The Time of Our Singing, Richard Powers‘ most recent addition to his oeuvre, is the kind of novel that comes so close to perfection that a reader asks ‘How?’ How does he know all the things he does? How was he able to incorporate them into the novelistic form? How does he manage to live in a society that hates very bright people like the Joker hates Batman and survive, not to mention achieve all he has?
The book is about the Strom family. The parents, Delia and David, meet at Marian Anderson‘s historical performance in front of the Lincoln memorial in 1939. Anderson had been barred from performing in Constitution Hall because the Daughters of the American Revolution, its owners, did not want it soiled by a Negro’s presence. Despite the fact Delia cannot even drop into a coffee shop with David in segregated Washington, D.C., the classically trained singer and the physicist from Germany fall in love.
Though they have only one family between them, hers, because his has been lost in the Holocaust, the couple decides to raise its children for a colorblind society. However, they are attempting an impossible task. Perhaps somewhere in the future tides of time a colorblind American society exists. But, the Stroms’ marriage will not be legal in a third of the states until 1967. (Delia will be dead by then.) De facto segregation denies them housing in New York City until a kind African-American widow takes pity. Delia is spat on during public outings and learns to ride in the backseat of cars, as if she is a servant, when her husband is driving. The doctors who deliver the three children insist on classifying them as ‘colored’ on their birth certificates.

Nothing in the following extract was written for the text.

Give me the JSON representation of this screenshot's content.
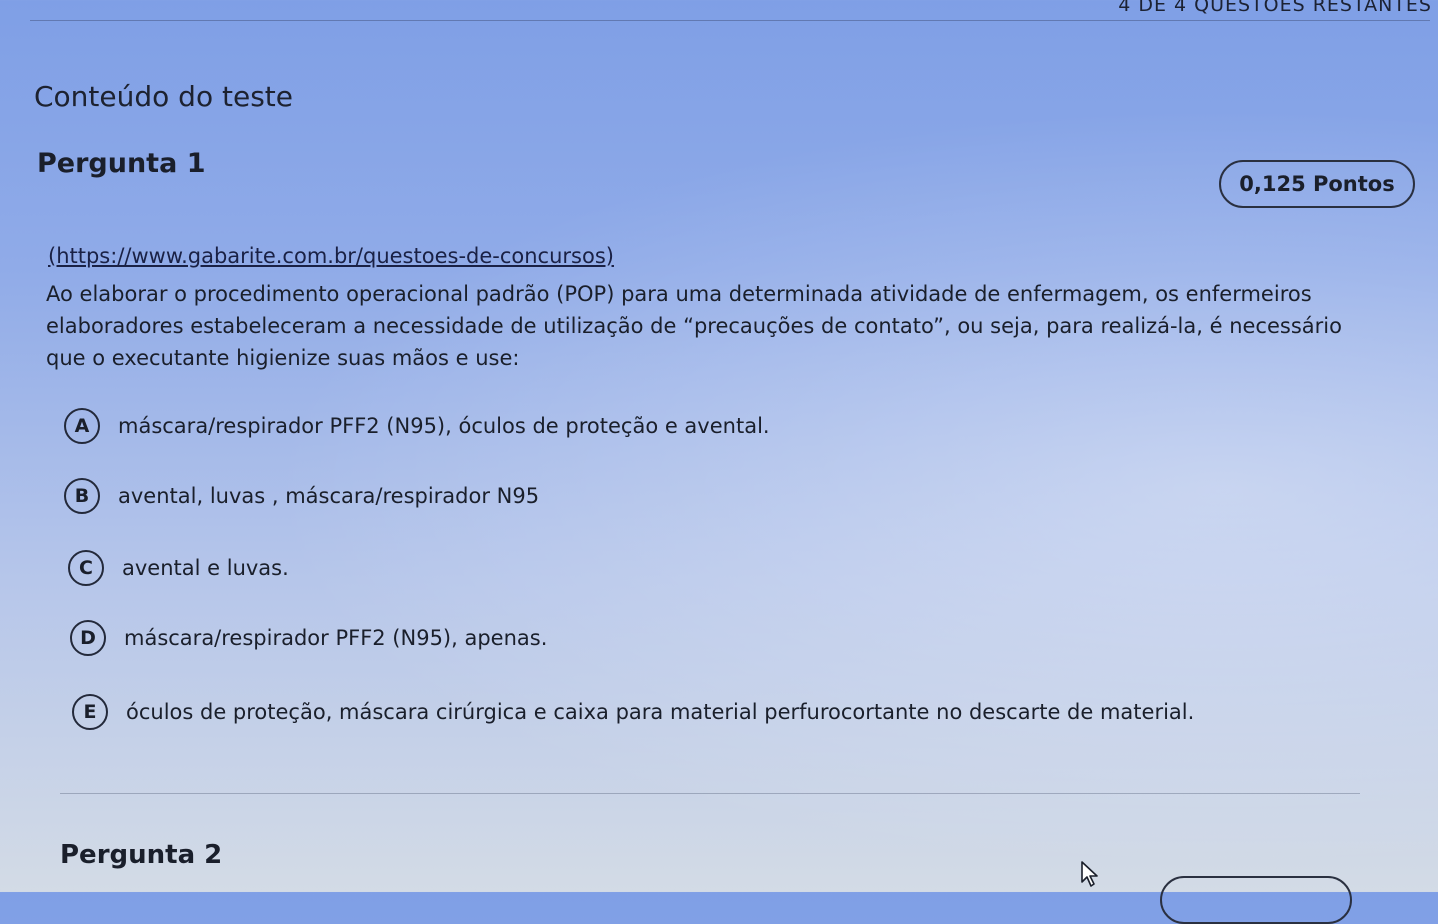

The children are never deceived by their parents’ efforts to shelter them from reality. In fact, they become the shelterers instead of the sheltered. From early childhood, the boys, Johan and Joseph, live in a permeable world of two. Homeschooled musical prodigies, they realize they are something taboo in the white world in which they live. Exile to a music school in Boston gives them more experience as pariahs. The youngest child, Ruth, becomes the most emotionally scarred of the three. When her mother dies in an accidental fire, based on what she has observed in her ten years, she believes it is murder. All three lack any experiences that shed light on racism from their African-American heritage because their parents have severed all contact with the Daleys.
How does Richard Powers, a white man reared without the burdens that trammel people of color, know the reality of race in America? Margie Thomson has chronicled his journey from musical whiz kid to polymathic author.
The key to Powers’ writing is to be found in his life. He was born in 1957 in Chicago and, while still a boy, discovered music. He trained in the cello and vocal music but also plays guitar, clarinet and saxophone.
In Understanding Richard Powers, American literature professor Joseph Dewey writes of Powers’ ““restless curiosity”. I suppose that’s one way of describing his educational path which meandered through paleontology, oceanography and archaeology before choosing physics at the University of Illinois.
. . .He wrote his first novel in the early 1980s and several more since then and is considered one of the most important writers of his generation. It is that “aerial view”, that sense of the connectedness of all things, that is his dominant concern in his life and writing. The Time of Our Singing embodies this very thing.
With this novel, Powers has penned a major monument to that journey that transcends the boundary of race as few novels ever do. He knows racism intimately, without having had to experience it himself. And, he is able to express that knowledge clearly and convincingly.